Dead of Summer - Page 142
“No, God. No,” I moan, eyes closed again. “Can you tell me more about what happened? I asked Kinsley, and she started to tell me, but then I?—”
I barely hear him move. My eyes open just as his face looms in my vision, and his fingers drift against my cheek just before his lips slant against mine sweetly.
It’s not the normal kind of kiss we share. It’s kind and affectionate. There’s no demand between his lips. Nothing urging me to do more. Just…Kayde.
It’s perfect.
When he finally pulls away, it’s just so he can sit and press his forehead to mine. “What were you thinking?” he murmurs, hand cupping my face. “What were you thinking, Summer?” For the first time, I hear the rawness in his voice. The nerves, the exhaustion, and everything else he never lets me hear. For the first time, my heart twists for Kayde and I reach up to press my fingers to his jaw, delighting in the warmth of his skin and the scrape of stubble against my fingers.
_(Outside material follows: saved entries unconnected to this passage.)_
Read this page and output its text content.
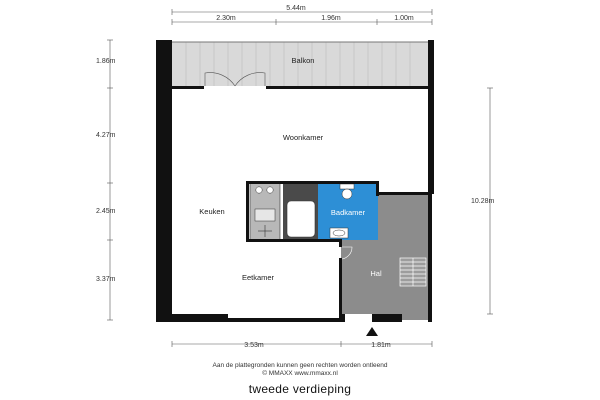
5.44m
2.30m	1.96m	1.00m
1.86m
4.27m
2.45m
3.37m
10.28m
3.53m	1.81m
Balkon
Hal
Badkamer
Woonkamer
Keuken
Eetkamer
Aan de plattegronden kunnen geen rechten worden ontleend
© MMAXX www.mmaxx.nl
tweede verdieping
“I couldn’t let him hurt Kins and Liza,” I murmur. “Come on, you know that. I had no phone service, but I did have a Melody. It’s not like I did all bad.”
“I don’t know what I would’ve done if you’d died.” The admission is so raw and genuine that I have to swallow around the lump in my throat before I can even think of an answer.
“This is unhealthy.” The words come out in a soft whisper, and I find I can’t look away from him. “We’re unhealthy. We can’t be this attached, Kayde. I’ve only known you for, what, three weeks?”
“Give or take a few days with you here,” Kayde replies. A smile quirks at his lips, and satisfaction lights up his eyes. “Also, you totally just said we.”
“Don’t push it,” I warn.
“No, you said we. Does that mean?—”
“I’ll cut out your tongue if you say it?—”
“Does that mean you love me, Summer?” Kayde purrs, leaning in closer.
I can’t help it. I kiss him hard, with desperation and sweetness and a demand that had been absent from my lips before. But he meets me with the same energy, hands clutching at my shoulders for a few precious seconds. But he lets me go too quickly, leaving me a panting mess with an increased heart rate that I can hear in the beeping behind me.
“If we do too much more, you’re going to have nurses in here trying to revive you,” Kayde breathes, his voice rough. There’s a brightness in his gaze that I’ve never seen before, and I stroke my fingers along his face, touching him freely for the first time outside of sex.
“If I say it, you have to get me coffee,” I bargain as I settle back in the bed. “Deal?”
Kayde’s grin turns taunting. “No deal,” he replies. “That’s unhealthy for you. Besides.” He leans in again, nose brushing mine. “I don’t actually need you to say it, sweetheart. I can see it all over your face.”
When he moves to pull away again, I reach out to grip his wrists, the smile falling from my lips to be replaced with seriousness. I contemplate this. Us. I study his face, and finally I say, “I love you, you know. It’s weird and fucked up and probably some folie a deux shit going on. But you were right. I’ve probably been in love with you for at least a few days. Depending on how long I’ve been out.”
“Four days and six hours,” Kayde informs me, still grinning. “That’s how long you’ve been here.”
“Tell me you’ve gone home some. Tell me Mom has, too.”
“Of course not, baby.” His fingers curl around mine. “We were never going to leave you.”
Getting the full story of what happened takes another day, due to me falling back asleep at random and being unable to stay up for more than an hour at a time. Though according to Kayde, my record for the first twenty-four hours after waking up is staying awake for approximately forty-seven minutes, not quite an hour.
But I’m on the side of rounding up, for my own pride.
According to Kinsley and Kayde, the cops had taken everyone’s statements, including Darcy’s, and ruled Shawn’s death self defense. None of us are in trouble or under suspicion.
Especially once Emily wakes up and admits to Shawn pushing her.
Both Kinsley and Liza lament that they’ll never know what the hell happened to Shawn, and more than once allude to the wedding they’re sure Kayde and I will be having before Christmas. But it’s Kayde who finally admits to knowing a little more than they do.
“He’s not like me,” Kayde tells me, leaning back in his chair while I curl my legs up under me in my hospital bed. “He’s not like me, or Grey, or Melody. Well, wasn’t, since he’s very dead now.” He glances at me when he says it, like I’ll suddenly grow a conscience about Shawnathon’s death.
But while I replay the image of Kayde kicking his face over and over in my brain, it’s not because I’m disgusted or having a moral crisis.
It’s because he’d gotten what he’d deserved, and Kayde had been a sight that I never want to forget.
“We’re not crazy,” Kayde goes on, explaining what he means. “Sure, we may be messed up. Grey is definitely a psychopath, while Mel is, I think, more like me. But we don’t go on frenzies or do stupid shit just because we snap. I talked to Darcy.”